I actually used this article in my most recent therapy session. My therapist was already familiar with Anne Vitale's work, so I didn't need to explain it what it was about, though in retrospect, I should have reread it immediately beforehand so that I wouldn't have had to waste time looking up the relevant passages. Oh well. I had brought it up near the end of the previous session, but didn't have time to go into it, so these things happen.

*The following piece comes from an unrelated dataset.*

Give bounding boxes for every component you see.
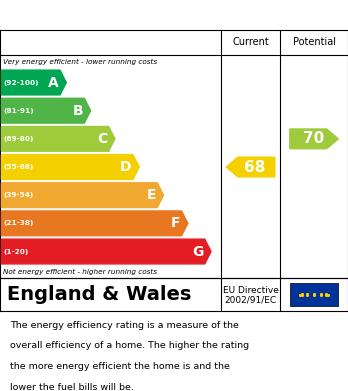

Anyway, I talked about how the experiences of Group 3 really seemed to mirror my own, especially during the first two stages. I was the gentle, if weird, kid that never quite fit in; that knew that they were different early on; that had little interest in sports or rough-and-tumble play, and tended to play by themselves. While I didn't play with the girls that often, nor was I opposed to it the way many boys were. With adolescence, I never dated; I experimented with my mother's clothes; I spent a colossal amount of time engaged in fantasy, where I could pretend I was female. I often wished I would go to bed a boy and wake up a girl. And of course, there was that constant anxiety that I could never express how I really felt, lest I be castigated by my peers. Despite this, I never took on the defensive, hyper-masculine persona that many do, because I knew it wasn't me; my own sense of self-integrity would not allow me to embrace what I knew was a lie. I think this may have a had a lot to do with why I was picked on so much, but it also explains why I don't match the description of Group 3 in Early Adulthood quite as well as the first two stages. That being said, I can easily see how if things had been different, I might have turned out the way that many in Group 3 did. That's especially scary in regards to the sexism, as I've always found misogyny to be particularly odious. Regardless, I still have that sense of embarrassment that I feel the way that I do.
Interestingly enough, I find a lot of this mirrors what my own introspection over the past year has told me. This is real. This has been going on my entire life. I haven't seen it because I didn't want to accept it.
So again, thanks. This is proving to be quite useful.